Now 80 and still a daily presence around the Vikings' offices, Grant sighs softly and concedes his philosophy has gone the way of the drive-in movie and the drug store soda fountain. But he won't back down from what he believed in.
"You were expected to play out there, to work up a certain lather against the other team," he said. "If you were in a fight and when the fight was over, if you lost and you could be happy, then I believe you didn't get prepared for the fight. I don't believe you can change colors that quickly. You can't be a chameleon."
Like Lombardi and Halas, Grant said he would cross paths with the opposing coach before the game, "but I'd tell him, 'After the game I'm not going to shake hands.' "
It wasn't personal; it was the competitive landscape and no one seemed to take offense.
"I didn't see [Colts coach] Weeb Ewbank cross the field to shake [Giants coach] Jim Lee Howell's hand at the end of the OT game," said Accorsi, referring to the legendary 1958 NFL Championship game won by Baltimore.
"George Allen never shook a coach's hand after the game.
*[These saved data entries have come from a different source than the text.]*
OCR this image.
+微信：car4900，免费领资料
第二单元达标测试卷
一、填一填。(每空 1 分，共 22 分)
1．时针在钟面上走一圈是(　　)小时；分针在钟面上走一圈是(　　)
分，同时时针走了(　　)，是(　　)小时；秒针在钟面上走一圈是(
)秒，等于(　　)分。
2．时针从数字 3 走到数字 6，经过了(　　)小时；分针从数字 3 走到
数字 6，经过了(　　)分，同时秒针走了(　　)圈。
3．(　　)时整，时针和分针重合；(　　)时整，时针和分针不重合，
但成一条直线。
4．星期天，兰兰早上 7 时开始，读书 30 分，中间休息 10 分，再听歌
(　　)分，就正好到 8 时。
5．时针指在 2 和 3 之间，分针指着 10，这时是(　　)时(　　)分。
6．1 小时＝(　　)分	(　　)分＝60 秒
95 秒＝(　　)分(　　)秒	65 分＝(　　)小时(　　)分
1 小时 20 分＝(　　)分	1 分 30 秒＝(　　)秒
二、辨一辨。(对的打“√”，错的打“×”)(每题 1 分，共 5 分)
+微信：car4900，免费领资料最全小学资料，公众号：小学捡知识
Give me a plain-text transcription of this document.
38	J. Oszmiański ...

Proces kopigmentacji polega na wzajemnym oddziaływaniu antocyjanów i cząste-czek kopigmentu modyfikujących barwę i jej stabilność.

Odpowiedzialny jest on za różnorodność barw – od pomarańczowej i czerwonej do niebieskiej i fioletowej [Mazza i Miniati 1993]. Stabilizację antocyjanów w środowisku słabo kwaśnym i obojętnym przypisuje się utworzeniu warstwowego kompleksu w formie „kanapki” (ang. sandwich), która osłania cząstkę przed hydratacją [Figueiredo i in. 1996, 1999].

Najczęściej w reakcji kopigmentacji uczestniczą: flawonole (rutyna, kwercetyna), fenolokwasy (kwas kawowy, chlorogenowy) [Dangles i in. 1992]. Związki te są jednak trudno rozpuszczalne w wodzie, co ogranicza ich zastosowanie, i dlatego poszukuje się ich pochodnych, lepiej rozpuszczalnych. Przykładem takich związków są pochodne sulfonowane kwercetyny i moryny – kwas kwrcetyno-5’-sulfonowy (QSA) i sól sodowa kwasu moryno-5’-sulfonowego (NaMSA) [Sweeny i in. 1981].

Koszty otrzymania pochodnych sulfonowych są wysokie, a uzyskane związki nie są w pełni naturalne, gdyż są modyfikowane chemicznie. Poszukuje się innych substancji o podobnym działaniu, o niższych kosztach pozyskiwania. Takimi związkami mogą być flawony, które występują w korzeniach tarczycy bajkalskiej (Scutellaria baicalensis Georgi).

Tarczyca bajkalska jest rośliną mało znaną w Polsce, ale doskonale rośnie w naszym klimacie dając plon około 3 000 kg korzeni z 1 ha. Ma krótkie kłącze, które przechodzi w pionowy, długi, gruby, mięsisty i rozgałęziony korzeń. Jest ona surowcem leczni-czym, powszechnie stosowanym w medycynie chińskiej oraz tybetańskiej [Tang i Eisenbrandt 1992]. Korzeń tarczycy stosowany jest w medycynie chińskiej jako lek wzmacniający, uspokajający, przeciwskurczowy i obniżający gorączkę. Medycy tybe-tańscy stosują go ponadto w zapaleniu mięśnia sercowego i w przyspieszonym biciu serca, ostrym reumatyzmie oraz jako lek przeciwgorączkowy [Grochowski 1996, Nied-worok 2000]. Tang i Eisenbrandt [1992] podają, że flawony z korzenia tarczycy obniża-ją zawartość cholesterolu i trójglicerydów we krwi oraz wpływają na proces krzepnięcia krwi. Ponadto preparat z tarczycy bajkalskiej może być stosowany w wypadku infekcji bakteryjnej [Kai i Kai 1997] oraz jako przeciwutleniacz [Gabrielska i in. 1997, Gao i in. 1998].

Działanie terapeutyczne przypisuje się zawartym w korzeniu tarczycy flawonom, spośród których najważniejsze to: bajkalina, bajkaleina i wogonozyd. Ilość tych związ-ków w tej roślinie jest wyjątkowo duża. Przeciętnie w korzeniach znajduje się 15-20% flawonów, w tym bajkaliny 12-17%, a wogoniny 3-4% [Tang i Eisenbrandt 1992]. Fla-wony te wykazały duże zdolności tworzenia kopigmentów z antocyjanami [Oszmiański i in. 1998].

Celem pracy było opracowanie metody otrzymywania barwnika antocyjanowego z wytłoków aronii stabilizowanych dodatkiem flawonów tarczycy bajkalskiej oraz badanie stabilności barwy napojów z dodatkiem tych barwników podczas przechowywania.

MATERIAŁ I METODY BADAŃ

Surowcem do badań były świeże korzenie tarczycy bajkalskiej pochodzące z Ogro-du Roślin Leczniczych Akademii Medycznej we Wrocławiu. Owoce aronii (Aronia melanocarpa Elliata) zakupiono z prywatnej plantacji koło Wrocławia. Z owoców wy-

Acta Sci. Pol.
I know that," said longtime NFL general manager Ron Wolf, whose sentiment is echoed from a Dallas perspective because Gil Brandt saw things similarly when he worked with another NFL coaching icon.
"Tom Landry didn't feel he had to go across the field to shake hands," said the Cowboys' longtime director of player personnel.
Yet you will uncover Noah's Ark before you find any evidence of media condemnation of Halas, Lombardi, Brown, Grant, Allen, Ewbank, Howell, or Landry for not shaking hands after a game. What's with that? Why do the media analyze the Belichick handshake and rip him if it's deemed lame or insincere?
"Because," said Jerry Glanville, "it is fashionable and we are a much more loving country."
His response drips with enough sarcasm to draw a 15-yard penalty from the PC referees, but the colorful and sometimes outrageous coach of the Oilers and Falcons thinks the postgame handshake should be tossed onto the football scrap pile, right there with leather helmets. The fact that a mere handshake becomes a story that frequently casts Belichick in a bad light makes it more personal to Glanville, now 66 and the head coach at Portland State, but still a fan of the Patriots' coach.
"We were on the staff together [special teams assistants for the Detroit Lions in 1976]. We were bachelors together," said Glanville. "We skied together. We hung out and went on vacations. But when we coached against each other, we never ran over to swap spit."